Monday, October 23, 2017

The Selfish Goal

A powerful novel needs a main character with an important goal he must achieve by the end of the novel. At all costs, the main character must achieve that goal or fail utterly with devastating cost to him and those around him.

A recent novel I tried to read reminded me of when that goal won't work.

Here's the premise. The heroine is the standard urban fantasy woman-- incredible supernatural abilities, snappy leather outfit and dialogue, sharp weapons, and a supernatural boyfriend. So far, so good.

Even better, she is the prophesied warrior who can stop the supernatural baddies before they can start the Apocalypse by opening the gates to Hell.

The Big Bad holds her innocent kid sister hostage, and the ransom is the keys to open all of Hell's gates to Earth.

She must decide whether to save her kid sister by helping the demons of Hell wipe out human life or lose her sister and save everyone else.

A no-brainer, right? She'd choose to save humanity.

Instead, she chooses to help the demons end life on Earth with the very faint possibility she may be able to stop them.

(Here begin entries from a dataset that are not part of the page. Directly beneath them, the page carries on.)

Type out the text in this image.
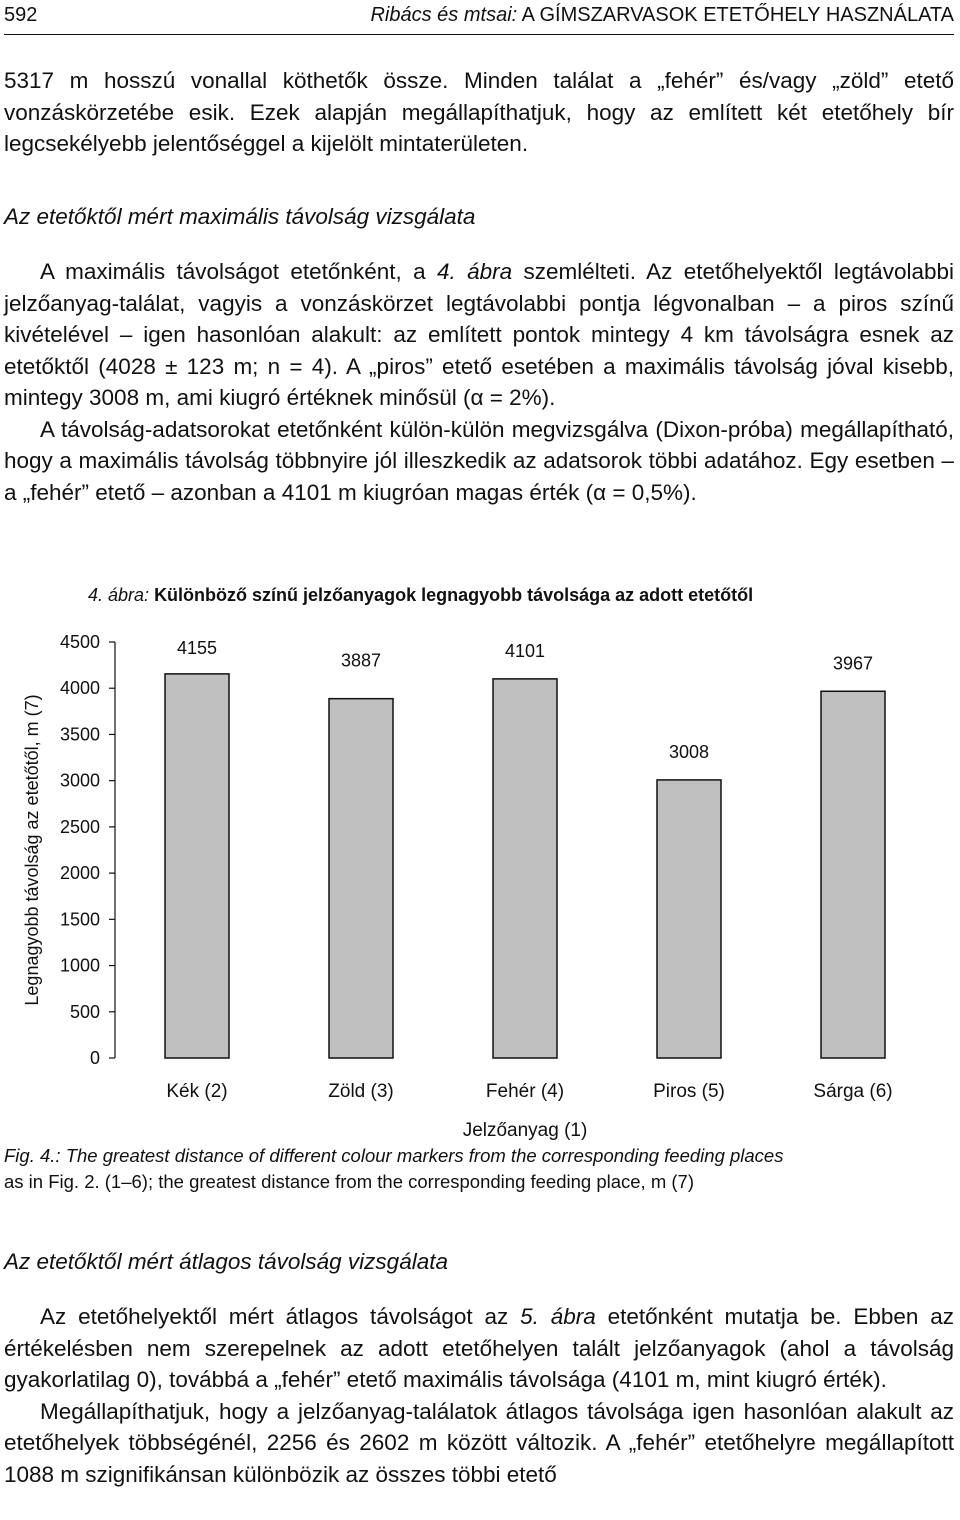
592	Ribács és mtsai: A GÍMSZARVASOK ETETŐHELY HASZNÁLATA

5317 m hosszú vonallal köthetők össze. Minden találat a „fehér” és/vagy „zöld” etető vonzáskörzetébe esik. Ezek alapján megállapíthatjuk, hogy az említett két etetőhely bír legcsekélyebb jelentőséggel a kijelölt mintaterületen.

Az etetőktől mért maximális távolság vizsgálata

A maximális távolságot etetőnként, a 4. ábra szemlélteti. Az etetőhelyektől legtávolabbi jelzőanyag-találat, vagyis a vonzáskörzet legtávolabbi pontja légvonalban – a piros színű kivételével – igen hasonlóan alakult: az említett pontok mintegy 4 km távolságra esnek az etetőktől (4028 ± 123 m; n = 4). A „piros” etető esetében a maximális távolság jóval kisebb, mintegy 3008 m, ami kiugró értéknek minősül (α = 2%).

A távolság-adatsorokat etetőnként külön-külön megvizsgálva (Dixon-próba) megállapítható, hogy a maximális távolság többnyire jól illeszkedik az adatsorok többi adatához. Egy esetben – a „fehér” etető – azonban a 4101 m kiugróan magas érték (α = 0,5%).

4. ábra: Különböző színű jelzőanyagok legnagyobb távolsága az adott etetőtől
0
500
1000
1500
2000
2500
3000
3500
4000
4500	4155
Kék (2)
3887
Zöld (3)
4101
Fehér (4)
3008
Piros (5)
3967
Sárga (6)
Legnagyobb távolság az etetőtől, m (7)
Jelzőanyag (1)
Fig. 4.: The greatest distance of different colour markers from the corresponding feeding places
as in Fig. 2. (1–6); the greatest distance from the corresponding feeding place, m (7)
Az etetőktől mért átlagos távolság vizsgálata

Az etetőhelyektől mért átlagos távolságot az 5. ábra etetőnként mutatja be. Ebben az értékelésben nem szerepelnek az adott etetőhelyen talált jelzőanyagok (ahol a távolság gyakorlatilag 0), továbbá a „fehér” etető maximális távolsága (4101 m, mint kiugró érték).

Megállapíthatjuk, hogy a jelzőanyag-találatok átlagos távolsága igen hasonlóan alakult az etetőhelyek többségénél, 2256 és 2602 m között változik. A „fehér” etetőhelyre megállapított 1088 m szignifikánsan különbözik az összes többi etető
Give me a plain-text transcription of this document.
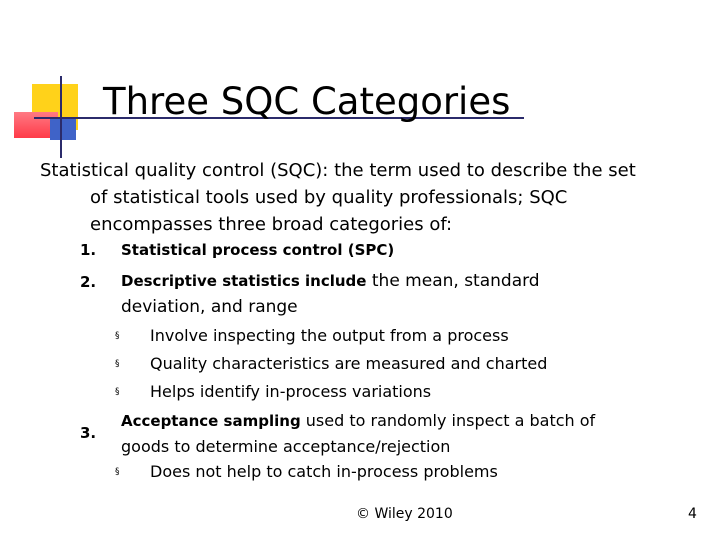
Three SQC Categories

Statistical quality control (SQC): the term used to describe the set
of statistical tools used by quality professionals; SQC
encompasses three broad categories of:

1. Statistical process control (SPC)
2. Descriptive statistics include the mean, standard
deviation, and range
§ Involve inspecting the output from a process
§ Quality characteristics are measured and charted
§ Helps identify in-process variations
3.
Acceptance sampling used to randomly inspect a batch of
goods to determine acceptance/rejection
§ Does not help to catch in-process problems
© Wiley 2010	4
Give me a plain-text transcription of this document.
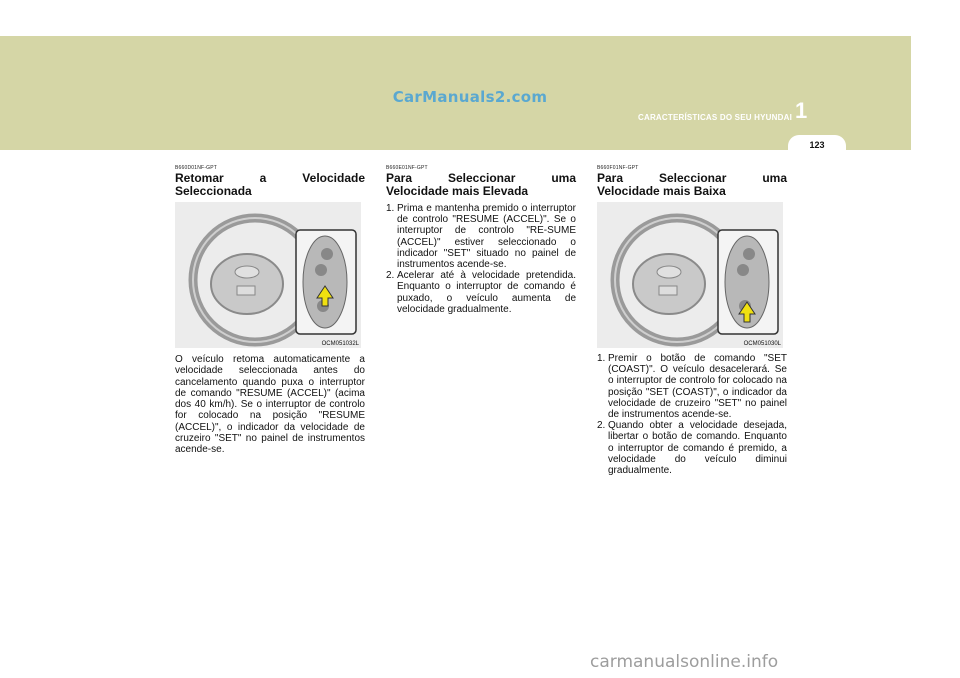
CarManuals2.com
CARACTERÍSTICAS DO SEU HYUNDAI 1
123
B660D01NF-GPT
Retomar a Velocidade
Seleccionada
OCM051032L
O veículo retoma automaticamente a velocidade seleccionada antes do cancelamento quando puxa o interruptor de comando "RESUME (ACCEL)" (acima dos 40 km/h). Se o interruptor de controlo for colocado na posição "RESUME (ACCEL)", o indicador da velocidade de cruzeiro "SET" no painel de instrumentos acende-se.
B660E01NF-GPT
Para Seleccionar uma
Velocidade mais Elevada
1. Prima e mantenha premido o interruptor de controlo "RESUME (ACCEL)". Se o interruptor de controlo "RE-SUME (ACCEL)" estiver seleccionado o indicador "SET" situado no painel de instrumentos acende-se.
2. Acelerar até à velocidade pretendida. Enquanto o interruptor de comando é puxado, o veículo aumenta de velocidade gradualmente.
B660F01NF-GPT
Para Seleccionar uma
Velocidade mais Baixa
OCM051030L
1. Premir o botão de comando "SET (COAST)". O veículo desacelerará. Se o interruptor de controlo for colocado na posição "SET (COAST)", o indicador da velocidade de cruzeiro "SET" no painel de instrumentos acende-se.
2. Quando obter a velocidade desejada, libertar o botão de comando. Enquanto o interruptor de comando é premido, a velocidade do veículo diminui gradualmente.
carmanualsonline.info
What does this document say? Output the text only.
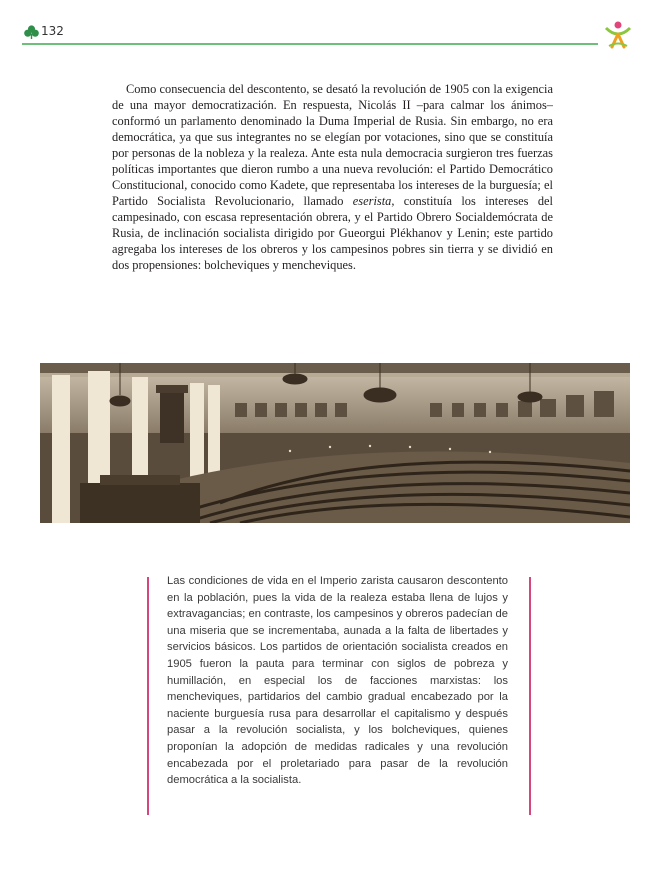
132

Como consecuencia del descontento, se desató la revolución de 1905 con la exigencia de una mayor democratización. En respuesta, Nicolás II –para calmar los ánimos– conformó un parlamento denominado la Duma Imperial de Rusia. Sin embargo, no era democrática, ya que sus integrantes no se elegían por votaciones, sino que se constituía por personas de la nobleza y la realeza. Ante esta nula democracia surgieron tres fuerzas políticas importantes que dieron rumbo a una nueva revolución: el Partido Democrático Constitucional, conocido como Kadete, que representaba los intereses de la burguesía; el Partido Socialista Revolucionario, llamado eserista, constituía los intereses del campesinado, con escasa representación obrera, y el Partido Obrero Socialdemócrata de Rusia, de inclinación socialista dirigido por Gueorgui Plékhanov y Lenin; este partido agregaba los intereses de los obreros y los campesinos pobres sin tierra y se dividió en dos propensiones: bolcheviques y mencheviques.

Las condiciones de vida en el Imperio zarista causaron descontento en la población, pues la vida de la realeza estaba llena de lujos y extravagancias; en contraste, los campesinos y obreros padecían de una miseria que se incrementaba, aunada a la falta de libertades y servicios básicos. Los partidos de orientación socialista creados en 1905 fueron la pauta para terminar con siglos de pobreza y humillación, en especial los de facciones marxistas: los mencheviques, partidarios del cambio gradual encabezado por la naciente burguesía rusa para desarrollar el capitalismo y después pasar a la revolución socialista, y los bolcheviques, quienes proponían la adopción de medidas radicales y una revolución encabezada por el proletariado para pasar de la revolución democrática a la socialista.
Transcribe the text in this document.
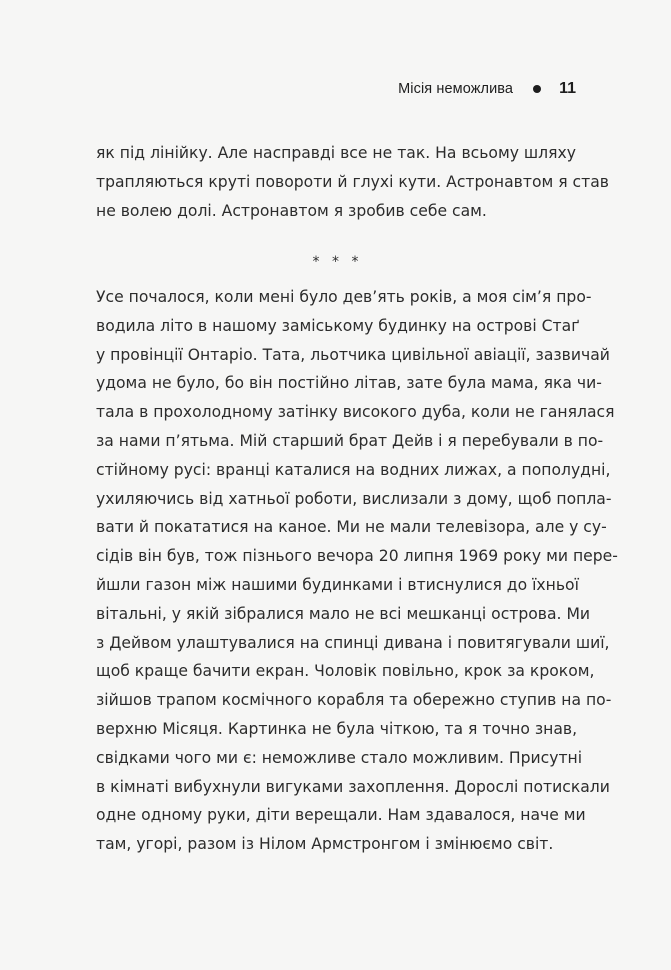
Місія неможлива	11
як під лінійку. Але насправді все не так. На всьому шляху
трапляються круті повороти й глухі кути. Астронавтом я став
не волею долі. Астронавтом я зробив себе сам.
* * *
Усе почалося, коли мені було дев’ять років, а моя сім’я про-
водила літо в нашому заміському будинку на острові Стаґ
у провінції Онтаріо. Тата, льотчика цивільної авіації, зазвичай
удома не було, бо він постійно літав, зате була мама, яка чи-
тала в прохолодному затінку високого дуба, коли не ганялася
за нами п’ятьма. Мій старший брат Дейв і я перебували в по-
стійному русі: вранці каталися на водних лижах, а пополудні,
ухиляючись від хатньої роботи, вислизали з дому, щоб попла-
вати й покататися на каное. Ми не мали телевізора, але у су-
сідів він був, тож пізнього вечора 20 липня 1969 року ми пере-
йшли газон між нашими будинками і втиснулися до їхньої
вітальні, у якій зібралися мало не всі мешканці острова. Ми
з Дейвом улаштувалися на спинці дивана і повитягували шиї,
щоб краще бачити екран. Чоловік повільно, крок за кроком,
зійшов трапом космічного корабля та обережно ступив на по-
верхню Місяця. Картинка не була чіткою, та я точно знав,
свідками чого ми є: неможливе стало можливим. Присутні
в кімнаті вибухнули вигуками захоплення. Дорослі потискали
одне одному руки, діти верещали. Нам здавалося, наче ми
там, угорі, разом із Нілом Армстронгом і змінюємо світ.
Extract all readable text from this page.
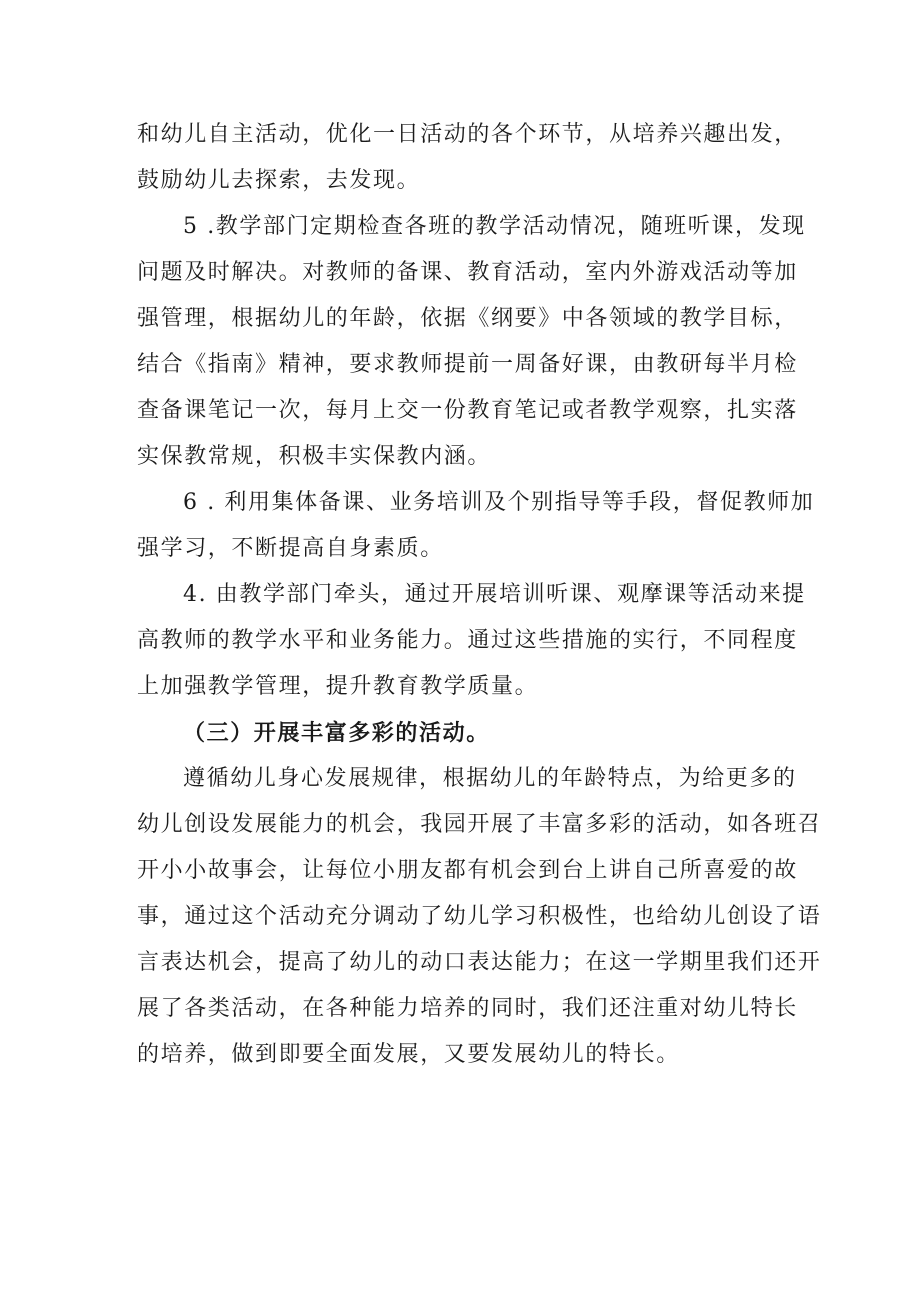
和幼儿自主活动，优化一日活动的各个环节，从培养兴趣出发，
鼓励幼儿去探索，去发现。

5 .教学部门定期检查各班的教学活动情况，随班听课，发现
问题及时解决。对教师的备课、教育活动，室内外游戏活动等加
强管理，根据幼儿的年龄，依据《纲要》中各领域的教学目标，
结合《指南》精神，要求教师提前一周备好课，由教研每半月检
查备课笔记一次，每月上交一份教育笔记或者教学观察，扎实落
实保教常规，积极丰实保教内涵。

6 . 利用集体备课、业务培训及个别指导等手段，督促教师加
强学习，不断提高自身素质。

4. 由教学部门牵头，通过开展培训听课、观摩课等活动来提
高教师的教学水平和业务能力。通过这些措施的实行，不同程度
上加强教学管理，提升教育教学质量。

（三）开展丰富多彩的活动。

遵循幼儿身心发展规律，根据幼儿的年龄特点，为给更多的
幼儿创设发展能力的机会，我园开展了丰富多彩的活动，如各班召
开小小故事会，让每位小朋友都有机会到台上讲自己所喜爱的故
事，通过这个活动充分调动了幼儿学习积极性，也给幼儿创设了语
言表达机会，提高了幼儿的动口表达能力；在这一学期里我们还开
展了各类活动，在各种能力培养的同时，我们还注重对幼儿特长
的培养，做到即要全面发展，又要发展幼儿的特长。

At this point in the novel, I said some rude things about the stupidity and selfishness of the heroine and stopped reading because this wasn't a heroine I could root for.

When you are thinking about your main character's goal for the novel, remember that it must be a goal the reader can root for. Saving a sibling is a good thing but saving a sibling at the cost of everyone else's life is a bad thing.

A hero's goal is selfless, not selfish.